28 dicembre 1908 – 28 dicembre 2004
"Invano
cerchi tra la polvere,
povera mano, la città
è morta. È morta ... "
S. Quasimodo
Il primo telegramma parte alle nove e dieci dalla prefettura di Catania: "Ore 05:20 di stamattina avvertitasi violenta scossa di terremoto ondulatorio durata vari secondi. Popolazione impressionatissima. Telegrammi giunti finora da diversi comuni della provincia accennano soltanto danni fabbricati ma senza disgrazie".
E’ la mattina di lunedì 28 dicembre 1908. Presidente del consiglio e ministro degli Interni è Giovanni Giolitti. Quando il telegramma spedito da Catania arriva negli uffici del Ministero degli Interni, nessuno si scompone: l’Italia è un paese sismico, le scosse sono quasi di routine. Per cui la giornata dei ministeriali romani continua a scorrere tranquillamente. Intanto, in Sicilia, l’impiegato Antonio Barreca cammina sconvolto lungo la linea Messina-Siracusa. Dopo tre ore di marcia arriva alla stazione di Scaletta. Da lì riesce a trasmettere un telegramma di due sole parole: "Messina distrutta". Giolitti lo legge e poi lo cestina: questo Barreca deve essere un pazzo. Eppure qualcosa non quadra: notizie su danni provocati da un terremoto arrivano arrivano da tutte le prefetture di Sicilia e Calabria. Solo i telegrafi di Messina e di Reggio tacciono. Perché?
La risposta arriva alle 17:25 con un altro telegramma, firmato dal tenente di vascello Belleni, comandante della torpediniera Spica: Messina e Reggio non esistono più. Ma, ancora a tarda sera, ai giornalisti che si accalcano intorno a lui per avere notizie, Giolitti dice: "Non è possibile, qualcuno ha confuso la distruzione di qualche casa con la fine del mondo."
E’ facile dare la colpa alla solita inefficienza italica se a Roma ancora si ignorava quasi tutto, mentre squadre di marinai russi e inglesi erano già sbarcati a Messina per soccorrere i sopravvissuti.

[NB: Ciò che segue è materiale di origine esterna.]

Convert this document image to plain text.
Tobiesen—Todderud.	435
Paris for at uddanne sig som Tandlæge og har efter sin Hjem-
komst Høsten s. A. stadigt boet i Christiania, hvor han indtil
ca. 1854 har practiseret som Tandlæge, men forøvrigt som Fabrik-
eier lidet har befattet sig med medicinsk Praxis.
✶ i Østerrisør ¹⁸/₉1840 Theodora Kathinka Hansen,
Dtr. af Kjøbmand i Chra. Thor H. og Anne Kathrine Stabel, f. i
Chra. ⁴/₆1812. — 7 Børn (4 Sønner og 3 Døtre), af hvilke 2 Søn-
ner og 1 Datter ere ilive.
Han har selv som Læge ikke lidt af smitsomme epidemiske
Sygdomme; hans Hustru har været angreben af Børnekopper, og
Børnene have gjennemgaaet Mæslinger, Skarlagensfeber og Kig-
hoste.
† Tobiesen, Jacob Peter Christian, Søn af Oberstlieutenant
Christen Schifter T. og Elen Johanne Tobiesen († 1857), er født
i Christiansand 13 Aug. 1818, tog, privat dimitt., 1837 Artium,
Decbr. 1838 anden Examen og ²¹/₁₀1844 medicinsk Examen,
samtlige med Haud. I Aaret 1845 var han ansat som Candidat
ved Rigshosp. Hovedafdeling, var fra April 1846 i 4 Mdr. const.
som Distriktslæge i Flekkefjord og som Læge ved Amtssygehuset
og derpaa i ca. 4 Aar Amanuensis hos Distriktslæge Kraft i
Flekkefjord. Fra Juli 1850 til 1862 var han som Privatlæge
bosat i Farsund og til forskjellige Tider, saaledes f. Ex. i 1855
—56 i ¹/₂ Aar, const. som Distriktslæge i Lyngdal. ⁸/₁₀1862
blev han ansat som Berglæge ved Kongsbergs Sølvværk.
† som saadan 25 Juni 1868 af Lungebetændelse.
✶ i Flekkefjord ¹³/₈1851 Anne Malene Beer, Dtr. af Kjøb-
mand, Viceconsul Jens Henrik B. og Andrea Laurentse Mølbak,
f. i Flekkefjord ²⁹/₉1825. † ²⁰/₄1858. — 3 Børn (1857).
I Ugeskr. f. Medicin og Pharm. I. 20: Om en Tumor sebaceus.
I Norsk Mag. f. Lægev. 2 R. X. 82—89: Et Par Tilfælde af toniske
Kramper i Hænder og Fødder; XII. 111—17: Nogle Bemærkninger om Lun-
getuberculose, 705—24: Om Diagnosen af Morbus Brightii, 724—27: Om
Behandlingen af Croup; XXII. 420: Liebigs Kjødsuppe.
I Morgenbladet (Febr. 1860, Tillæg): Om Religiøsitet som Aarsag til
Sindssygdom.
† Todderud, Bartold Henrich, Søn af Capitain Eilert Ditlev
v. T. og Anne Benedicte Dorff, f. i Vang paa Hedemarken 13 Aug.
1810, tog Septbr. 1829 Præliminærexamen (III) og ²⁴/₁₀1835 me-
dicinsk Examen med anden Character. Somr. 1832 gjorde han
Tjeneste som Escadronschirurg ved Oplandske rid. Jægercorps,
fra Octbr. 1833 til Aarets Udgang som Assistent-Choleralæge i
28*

E si capisce perché quando, la mattina di martedì 29, anche il nostro esercito sbarcò sul luogo del disastro, l’accoglienza non sia stata proprio cordiale: "Ora venite, ora che è finito tutto!", inveiva la folla. Per gli uomini del Sud era la conferma che il Meridione era solo terra di conquista del Regno savoiardo.